By Chris Mayhew
The Cincinnati Enquirer
COVINGTON - For 36 years the Rev. Harold Pike's leadership at South Side Baptist Church on Holman Avenue has kept a dynamic force of good in this inner-city community.
"When I first got there, the biggest problem was to convince people we were in a long-term commitment to them," said Pike, pastor of the church and a resident of Villa Hills.
"So many churches were moving out in the '60s and '70s to the suburbs," he said, "the first thing I said when I got there was, 'We will never discuss relocating.' "
Pike said his focus was on helping people not to quit on anything, whether that was school or the struggle against poverty.
"I had to convince my people that they mattered."
Today will be a day to honor Pike's service to the church and the Covington community at the church.

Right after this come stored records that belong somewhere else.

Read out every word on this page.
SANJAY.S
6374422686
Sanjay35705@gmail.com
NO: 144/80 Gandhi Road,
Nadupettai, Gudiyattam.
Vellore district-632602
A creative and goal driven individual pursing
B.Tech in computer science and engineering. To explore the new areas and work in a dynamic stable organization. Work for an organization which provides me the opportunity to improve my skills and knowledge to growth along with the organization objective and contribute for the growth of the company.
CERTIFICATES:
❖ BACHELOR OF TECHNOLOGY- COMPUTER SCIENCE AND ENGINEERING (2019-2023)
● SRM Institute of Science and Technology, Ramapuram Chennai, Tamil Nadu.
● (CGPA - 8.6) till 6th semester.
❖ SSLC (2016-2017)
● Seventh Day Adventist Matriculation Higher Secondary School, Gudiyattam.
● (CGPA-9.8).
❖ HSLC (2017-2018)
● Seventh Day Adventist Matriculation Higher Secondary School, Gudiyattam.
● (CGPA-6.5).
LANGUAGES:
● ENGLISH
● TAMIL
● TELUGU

The day will begin with Sunday-school hour at 9:30 a.m.
The pastor will preach his last sermon at 10:45 a.m., and that will be followed by a celebration dinner at Receptions, a banquet hall on Donaldson Road in Erlanger.
What people remember about Pike is how he was always there at the church, teaching Sunday school five evenings during the week, as well as at church services, said Win Gover, chairman of Deacons at the church, and a deacon since 1976.

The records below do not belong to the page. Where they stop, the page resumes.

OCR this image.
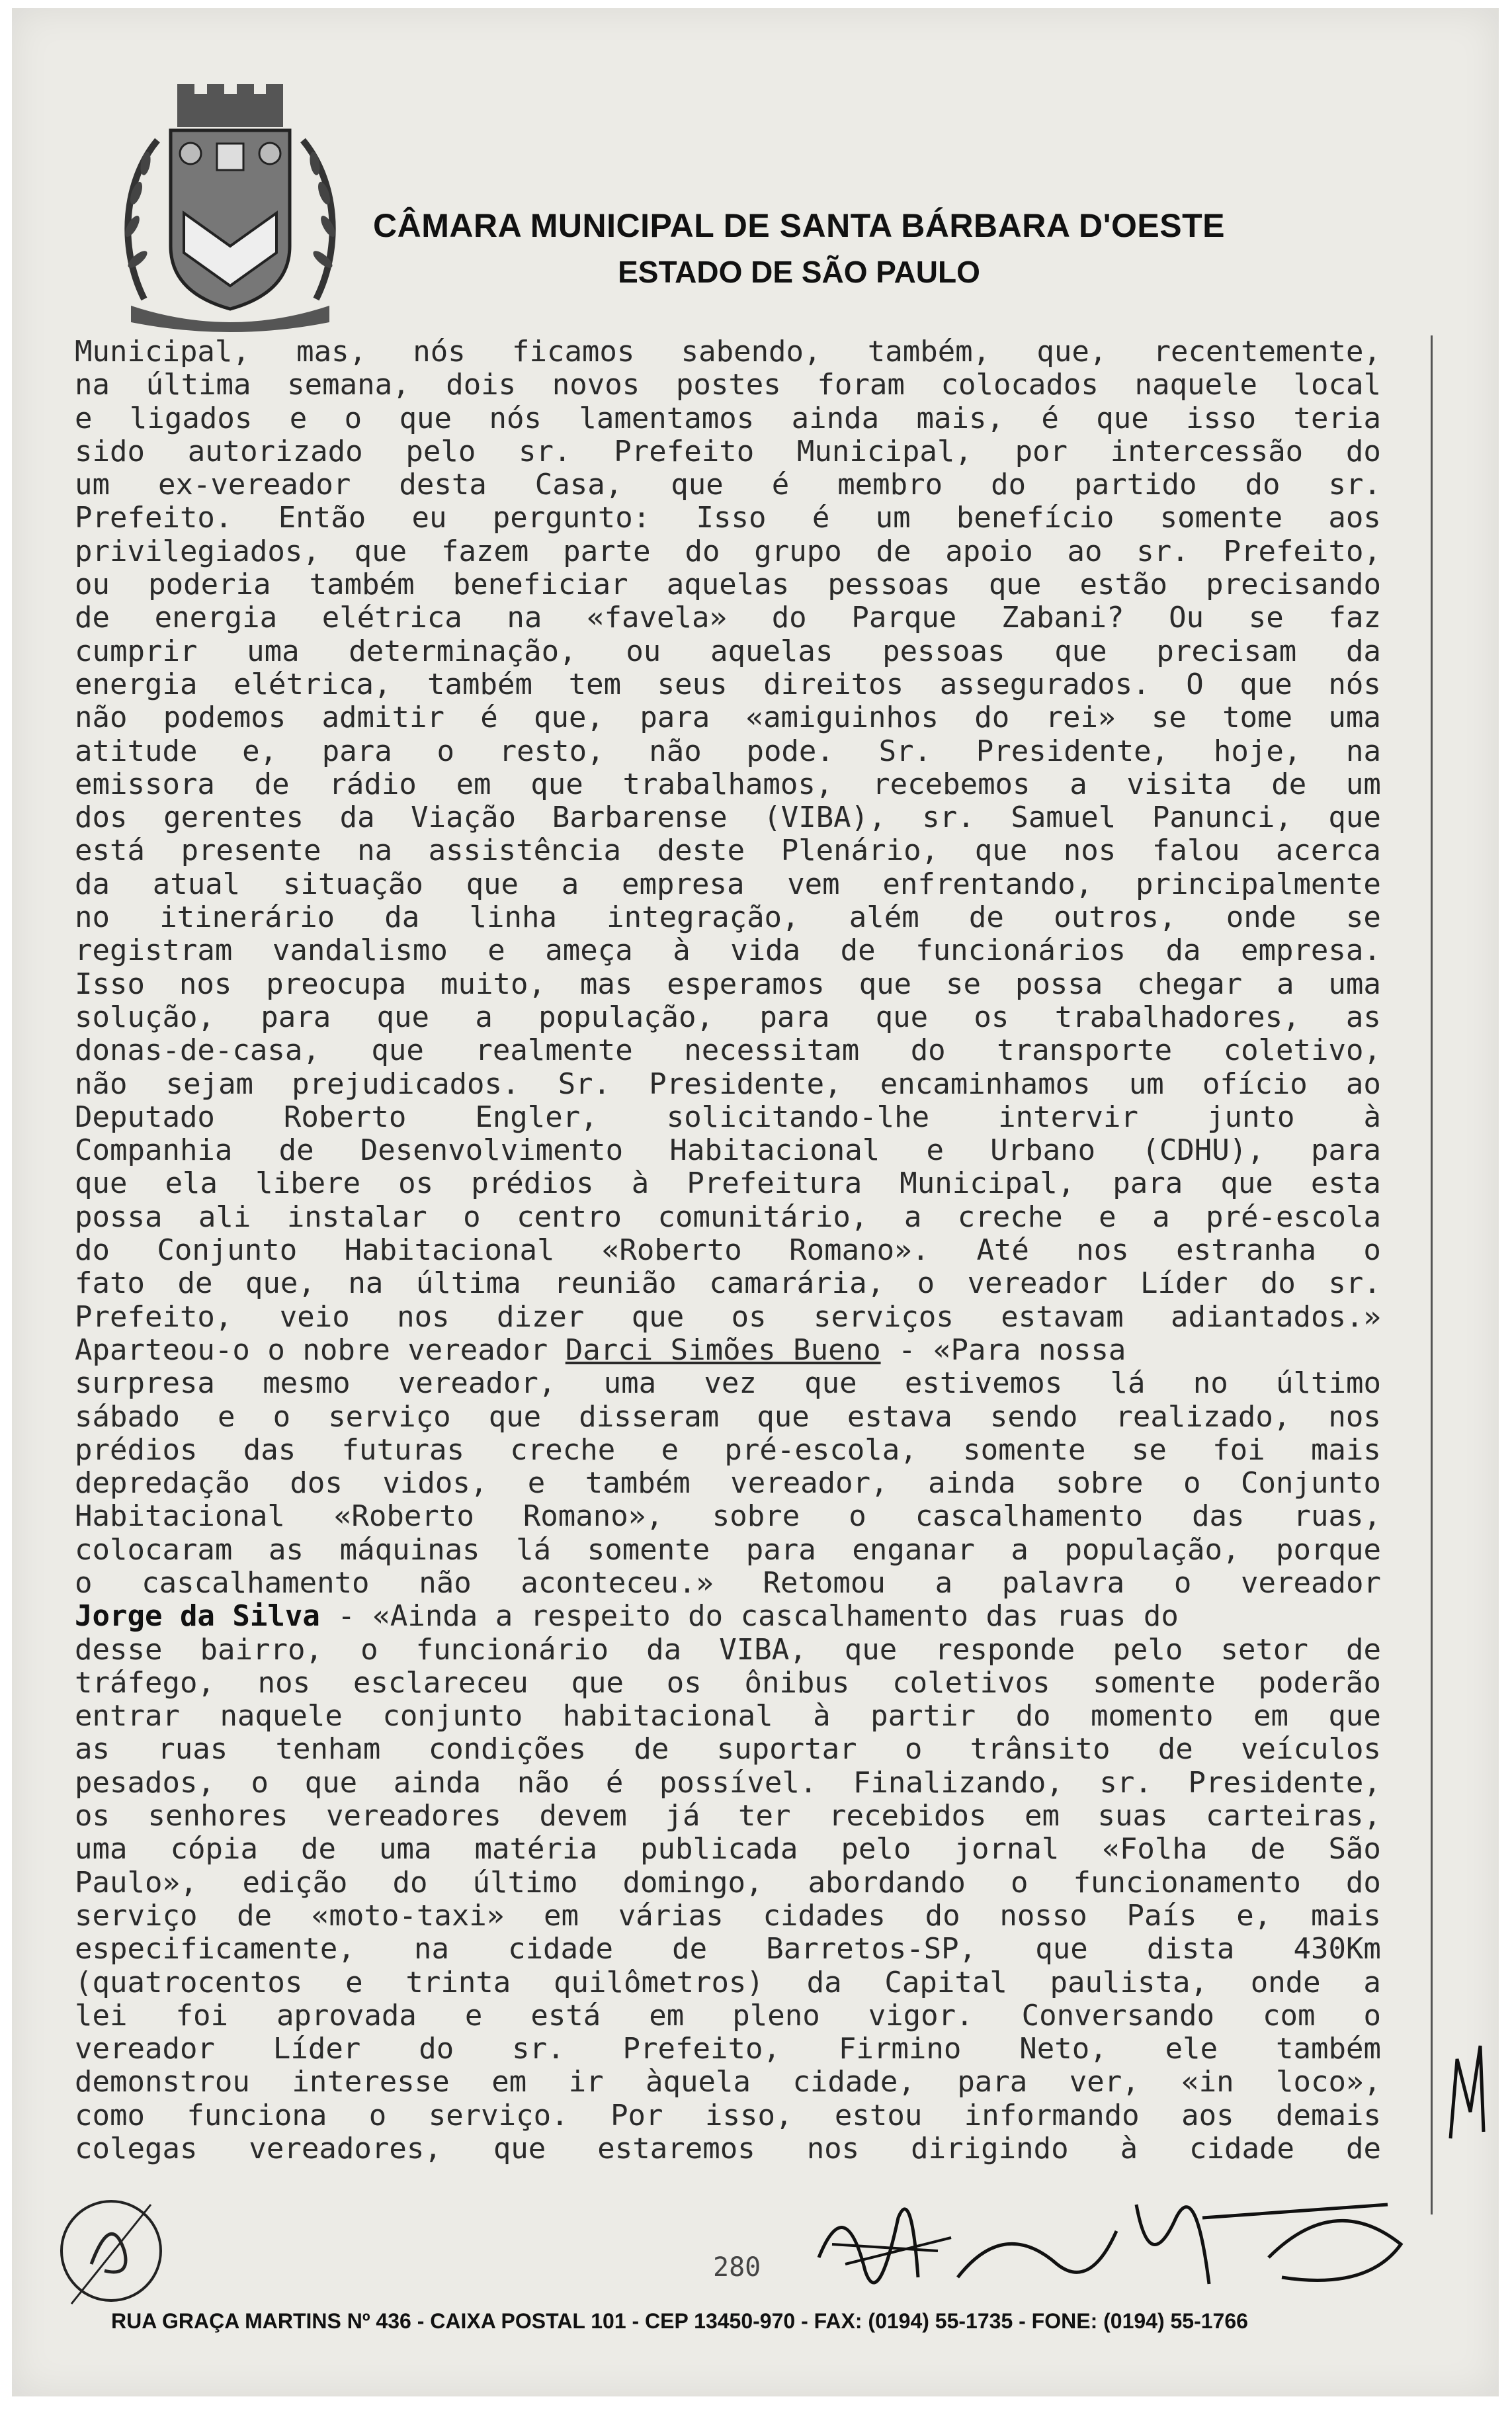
CÂMARA MUNICIPAL DE SANTA BÁRBARA D'OESTE
ESTADO DE SÃO PAULO
Municipal, mas, nós ficamos sabendo, também, que, recentemente,
na última semana, dois novos postes foram colocados naquele local
e ligados e o que nós lamentamos ainda mais, é que isso teria
sido autorizado pelo sr. Prefeito Municipal, por intercessão do
um ex-vereador desta Casa, que é membro do partido do sr.
Prefeito. Então eu pergunto: Isso é um benefício somente aos
privilegiados, que fazem parte do grupo de apoio ao sr. Prefeito,
ou poderia também beneficiar aquelas pessoas que estão precisando
de energia elétrica na «favela» do Parque Zabani? Ou se faz
cumprir uma determinação, ou aquelas pessoas que precisam da
energia elétrica, também tem seus direitos assegurados. O que nós
não podemos admitir é que, para «amiguinhos do rei» se tome uma
atitude e, para o resto, não pode. Sr. Presidente, hoje, na
emissora de rádio em que trabalhamos, recebemos a visita de um
dos gerentes da Viação Barbarense (VIBA), sr. Samuel Panunci, que
está presente na assistência deste Plenário, que nos falou acerca
da atual situação que a empresa vem enfrentando, principalmente
no itinerário da linha integração, além de outros, onde se
registram vandalismo e ameça à vida de funcionários da empresa.
Isso nos preocupa muito, mas esperamos que se possa chegar a uma
solução, para que a população, para que os trabalhadores, as
donas-de-casa, que realmente necessitam do transporte coletivo,
não sejam prejudicados. Sr. Presidente, encaminhamos um ofício ao
Deputado Roberto Engler, solicitando-lhe intervir junto à
Companhia de Desenvolvimento Habitacional e Urbano (CDHU), para
que ela libere os prédios à Prefeitura Municipal, para que esta
possa ali instalar o centro comunitário, a creche e a pré-escola
do Conjunto Habitacional «Roberto Romano». Até nos estranha o
fato de que, na última reunião camarária, o vereador Líder do sr.
Prefeito, veio nos dizer que os serviços estavam adiantados.»
Aparteou-o o nobre vereador Darci Simões Bueno - «Para nossa
surpresa mesmo vereador, uma vez que estivemos lá no último
sábado e o serviço que disseram que estava sendo realizado, nos
prédios das futuras creche e pré-escola, somente se foi mais
depredação dos vidos, e também vereador, ainda sobre o Conjunto
Habitacional «Roberto Romano», sobre o cascalhamento das ruas,
colocaram as máquinas lá somente para enganar a população, porque
o cascalhamento não aconteceu.» Retomou a palavra o vereador
Jorge da Silva - «Ainda a respeito do cascalhamento das ruas do
desse bairro, o funcionário da VIBA, que responde pelo setor de
tráfego, nos esclareceu que os ônibus coletivos somente poderão
entrar naquele conjunto habitacional à partir do momento em que
as ruas tenham condições de suportar o trânsito de veículos
pesados, o que ainda não é possível. Finalizando, sr. Presidente,
os senhores vereadores devem já ter recebidos em suas carteiras,
uma cópia de uma matéria publicada pelo jornal «Folha de São
Paulo», edição do último domingo, abordando o funcionamento do
serviço de «moto-taxi» em várias cidades do nosso País e, mais
especificamente, na cidade de Barretos-SP, que dista 430Km
(quatrocentos e trinta quilômetros) da Capital paulista, onde a
lei foi aprovada e está em pleno vigor. Conversando com o
vereador Líder do sr. Prefeito, Firmino Neto, ele também
demonstrou interesse em ir àquela cidade, para ver, «in loco»,
como funciona o serviço. Por isso, estou informando aos demais
colegas vereadores, que estaremos nos dirigindo à cidade de
280
RUA GRAÇA MARTINS Nº 436 - CAIXA POSTAL 101 - CEP 13450-970 - FAX: (0194) 55-1735 - FONE: (0194) 55-1766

Gover said that when someone was in need, Pike was there - even if they just need encouragement, a visit or financial help.
"It's hard to put under your thumbnail. He does so much behind the scenes that people don't see," Gover said.

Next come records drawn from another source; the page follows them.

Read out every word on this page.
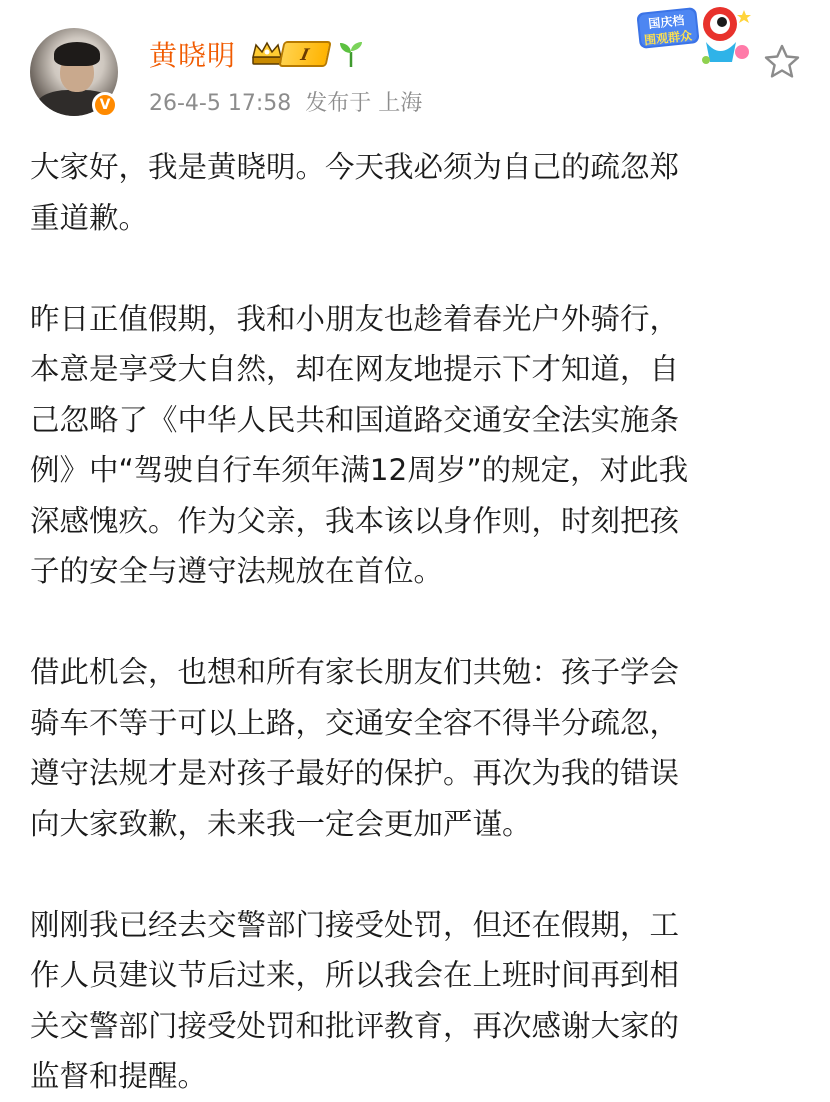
V
黄晓明	I
26-4-5 17:58 发布于 上海
国庆档
围观群众

大家好，我是黄晓明。今天我必须为自己的疏忽郑
重道歉。

昨日正值假期，我和小朋友也趁着春光户外骑行，
本意是享受大自然，却在网友地提示下才知道，自
己忽略了《中华人民共和国道路交通安全法实施条
例》中“驾驶自行车须年满12周岁”的规定，对此我
深感愧疚。作为父亲，我本该以身作则，时刻把孩
子的安全与遵守法规放在首位。

借此机会，也想和所有家长朋友们共勉：孩子学会
骑车不等于可以上路，交通安全容不得半分疏忽，
遵守法规才是对孩子最好的保护。再次为我的错误
向大家致歉，未来我一定会更加严谨。

刚刚我已经去交警部门接受处罚，但还在假期，工
作人员建议节后过来，所以我会在上班时间再到相
关交警部门接受处罚和批评教育，再次感谢大家的
监督和提醒。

Pike says he has never quit any goal he attempted.
He didn't give up on his idea of buying out the bar next to his church, which South Side Baptist finally acquired two years ago.
The owners originally didn't want to sell, so Pike decided he would become a friend to the owners and became a regular coffee-drinker there.
"Four times a year for 34 years I went and laid my hands on the building and prayed," he said.
It paid off, and the now-remodeled bar is the church's Moore Activity Center.
"It's a community center," Pike said.
"Three groups of AA meet there. Several people who messed their lives up at (the former bar) are now in rehab at the same place."